Everyone gets a little lazy come summertime. Here's a handful of ways you can stay tuned up while the weather is screaming "hiatus!". 1 minute reviewing the prime directives
Everyone has goals. (If you don't, stop right now and clear some time on your calendar to come up with some, then read this and this.) Not everyone has their goals readily available for review, and fewer people than that actually review them. I take a few minutes every night to review my own "prime directives", but I also have sticky notes strategically placed around my home, which I change up every once in a while. Bringing your conscious attention to what it is that you want can help you do the things you must to achieve them. Occasionally, it can also halt the downward spiral into less productive activities.
3 minutes re-recording your outgoing voicemail message
Because it's the first way many people encounter you. Because it's 2012 and most people are still recording messages like it's the first time anyone ever encountered one. Because from my highly unscientific research, 99.999% of messages are too long, too boring, or contain unnecessary directives to me on what sort of day I should have. Here's what people want when they call: to know they've gotten the right number. Everything else is superfluous.
5 minutes taking a break
If you teach yoga on the side or are highly evolved, never mind: you're probably already doing this. If not, get up from your chair right now, breathe deeply three times and stretch. If you're already standing, breathe deeply three times, then bend and stretch. If you finish those things, feel free to get yourself a glass of water or relieve yourself of last hour's glass of water or whatever. This is one of those foundational things like "take a brief, brisk walk around the block" that I'm usually blowing off, and that I always feel better when I do. In fact, I just did it: BOOM. Feel much better.

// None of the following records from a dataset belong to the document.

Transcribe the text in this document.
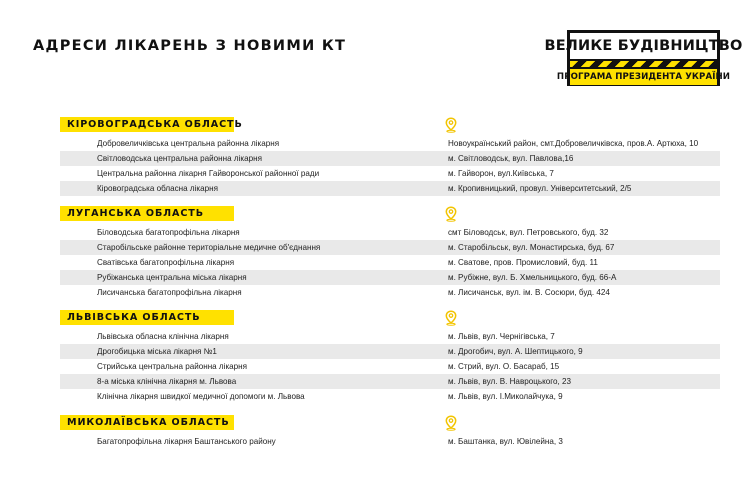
АДРЕСИ ЛІКАРЕНЬ З НОВИМИ КТ	ВЕЛИКЕ БУДІВНИЦТВО
ПРОГРАМА ПРЕЗИДЕНТА УКРАЇНИ
КІРОВОГРАДСЬКА ОБЛАСТЬ
Добровеличківська центральна районна лікарня	Новоукраїнський район, смт.Добровеличківска, пров.А. Артюха, 10
Світловодська центральна районна лікарня	м. Світловодськ, вул. Павлова,16
Центральна районна лікарня Гайворонської районної ради	м. Гайворон, вул.Київська, 7
Кіровоградська обласна лікарня	м. Кропивницький, провул. Університетський, 2/5
ЛУГАНСЬКА ОБЛАСТЬ
Біловодська багатопрофільна лікарня	смт Біловодськ, вул. Петровського, буд. 32
Старобільське районне територіальне медичне об'єднання	м. Старобільськ, вул. Монастирська, буд. 67
Сватівська багатопрофільна лікарня	м. Сватове, пров. Промисловий, буд. 11
Рубіжанська центральна міська лікарня	м. Рубіжне, вул. Б. Хмельницького, буд. 66-А
Лисичанська багатопрофільна лікарня	м. Лисичанськ, вул. ім. В. Сосюри, буд. 424
ЛЬВІВСЬКА ОБЛАСТЬ
Львівська обласна клінічна лікарня	м. Львів, вул. Чернігівська, 7
Дрогобицька міська лікарня №1	м. Дрогобич, вул. А. Шептицького, 9
Стрийська центральна районна лікарня	м. Стрий, вул. О. Басараб, 15
8-а міська клінічна лікарня м. Львова	м. Львів, вул. В. Навроцького, 23
Клінічна лікарня швидкої медичної допомоги м. Львова	м. Львів, вул. І.Миколайчука, 9
МИКОЛАЇВСЬКА ОБЛАСТЬ
Багатопрофільна лікарня Баштанського району	м. Баштанка, вул. Ювілейна, 3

9 minutes throwing out 9 things
In life, as in acting, hanging onto stuff is death. To be fully available in the scene, we have to be able to let go, to be free to experience what's actually happening right now. Letting go of anything is practice, but since it's harder to release old notions and prejudices than it is broken salad spinners and orphan socks, start with physical objects. Or digital ones. Bonus-extra: a cleaner house/hard drive! This and this are my two favorite books on decluttering. Here's an even bigger list, along with other recommendations for good/useful/fun books (I read far more books than I review and recommend.)
10 minutes playing an instrument
Music is a great sneaky-sideways, read-a-book-about-kayaking way to get better at acting. You're practicing all of the things you have to do when you act—focusing, letting go, patience, persistence, listening, etc.—but since you're not engaging in your primary goal, all that attendant crazy doesn't get in the way quite as much. If you don't play an instrument and don't feel like starting, try singing along to or just listening to music with your full attention for 10 minutes. Art moves through us in more ways than one!

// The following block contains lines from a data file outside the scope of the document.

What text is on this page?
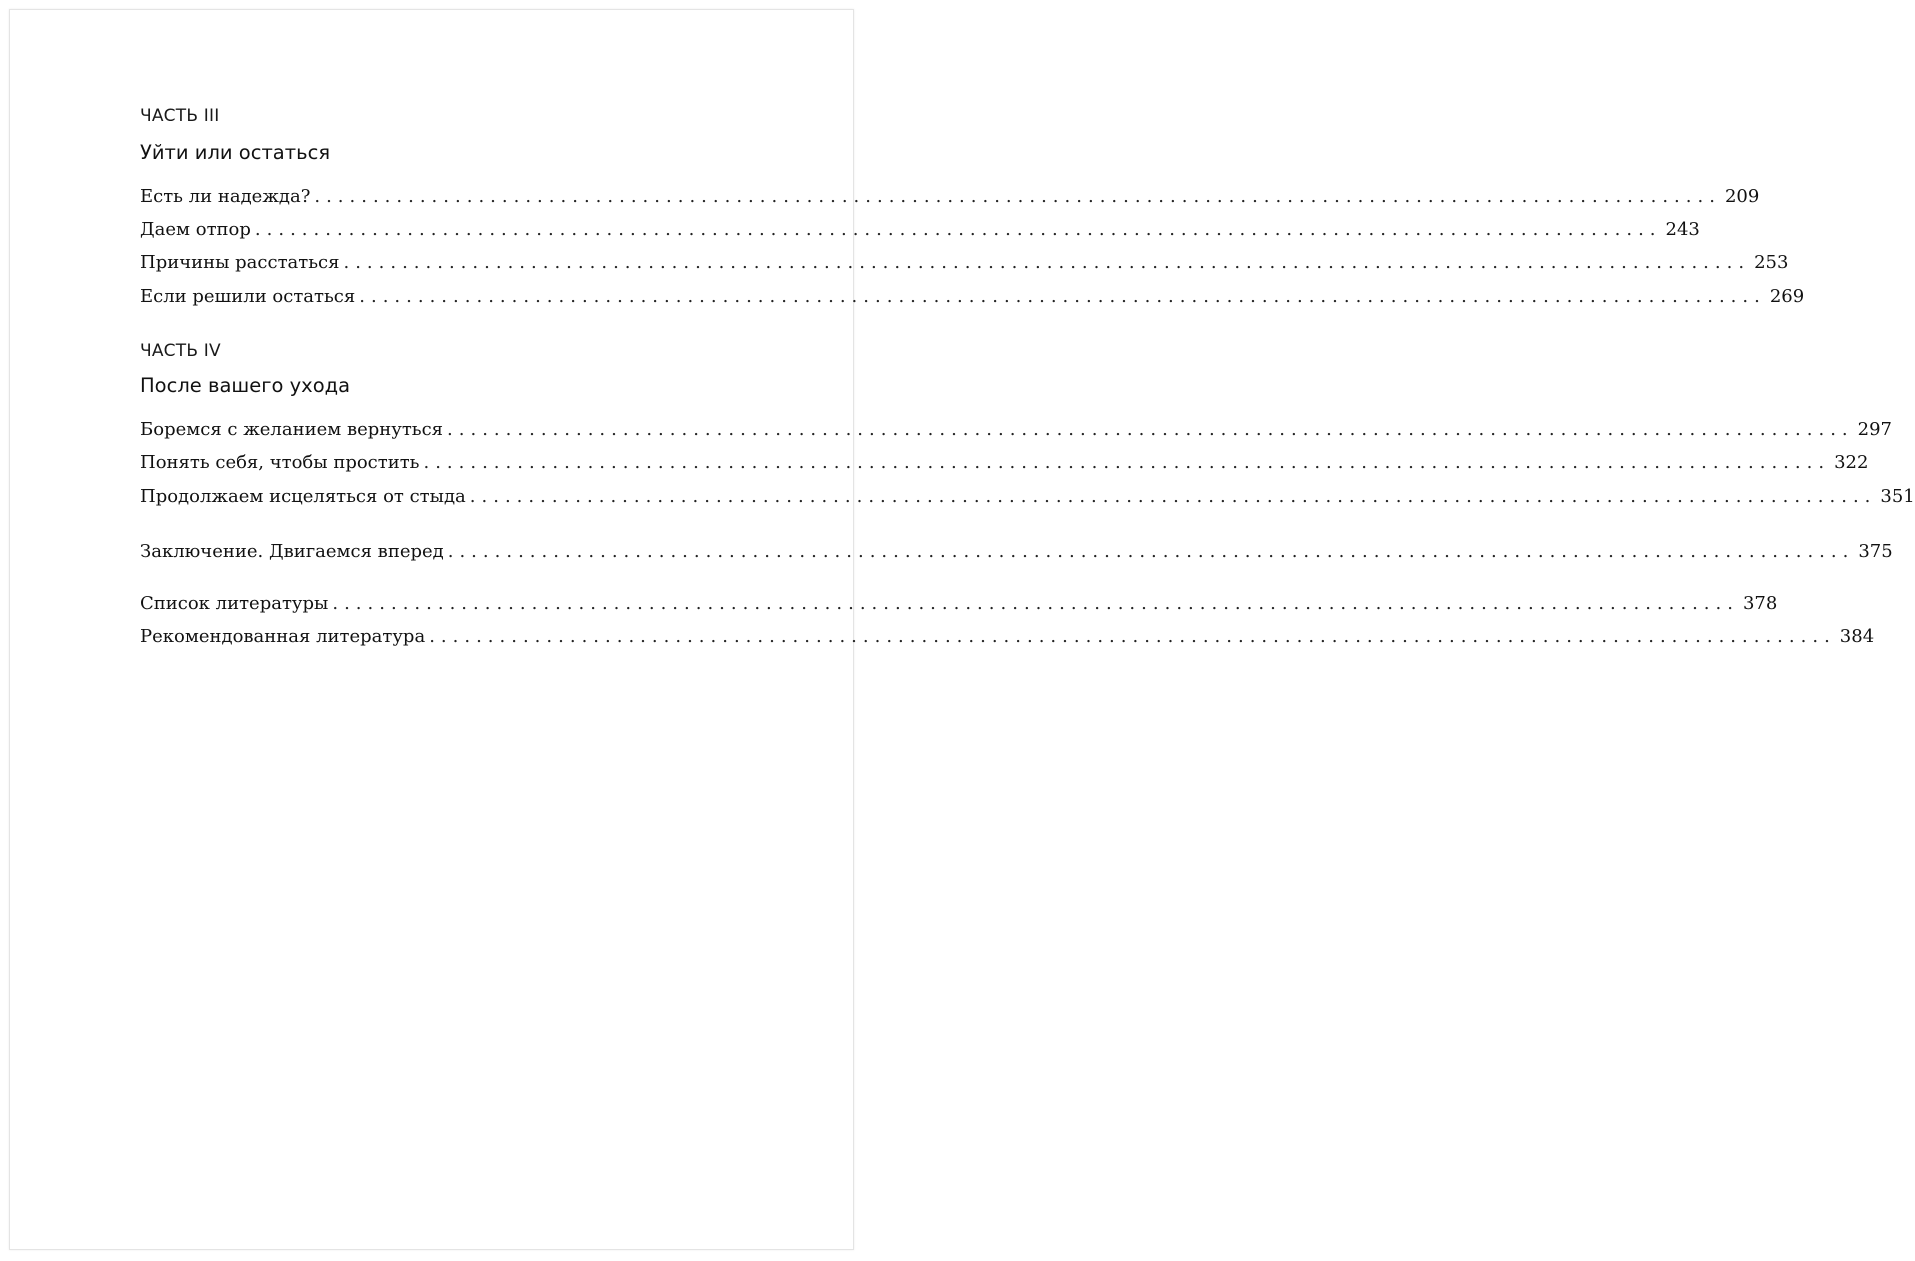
ЧАСТЬ III
Уйти или остаться
Есть ли надежда? ........................................................................................................................ 209
Даем отпор ........................................................................................................................ 243
Причины расстаться ........................................................................................................................ 253
Если решили остаться ........................................................................................................................ 269
ЧАСТЬ IV
После вашего ухода
Боремся с желанием вернуться ........................................................................................................................ 297
Понять себя, чтобы простить ........................................................................................................................ 322
Продолжаем исцеляться от стыда ........................................................................................................................ 351
Заключение. Двигаемся вперед ........................................................................................................................ 375
Список литературы ........................................................................................................................ 378
Рекомендованная литература ........................................................................................................................ 384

15 minutes equipping your smart phone
You kids with your iPhones and Androids have no idea what it was like back in the Stone Ages of Thomas Guides and AAA maps. Set up your smartphone to do things that are actually smart, like: setting up standing timers in various configurations for parking meters (I love the Due app for iPhone); making note of the parking regulations at the casting offices you visit most frequently; loading podcasts, lectures, and other "talky" stuff to listen to while you're getting to appointments; loading a playlist of meditation files or whatever else puts you in a relaxed and ready state before auditions; and so on. (And if you've come up with any good phone hacks, please let me know!)
18 minutes brain dumping
A brain full of cruft is an artistically-impaired brain. This exercise from The Artist's Way, Julia Cameron's venerable manual on excavating your inner artist, helps clear out space. Done regularly over time, it facilitates almost miraculous creative growth and self-understanding. And on wide-rule paper, three handwritten pages done as recommended—stream-of-consciousness style, without stopping—need not take longer than six or so minutes per page.
20 minutes napping
If you had told me 10 years ago that I would ever put "napping" on any list of Productive Things to Do, I'd have laughed for 20 minutes. Age has done what the fine efforts of others could not; I am a convert. 20 minutes napping gives me hours more of usable time. And "napping" can also mean "resting", "resting with magazine", lying down and listening to music, or, I'm guessing, meditating. (I am not quite there yet.)
25 minutes coming up with better questions.
Chances are, you're attending screenings with cast and/or crew Q&As afterward. Even if you're not, life regularly throws you in the path of people who know more than you do about something, and whom you're in a position to ask questions of. So have good ones prepared. If you know you're going to some shindig that some interesting person is attending, start reading up on them. Research previous interviews with them to see what they have and haven't been asked. Find out what their interests are. Read up on interviewing in general, so you know what constitutes a good question.
30 minutes doing any of the items from previous issues.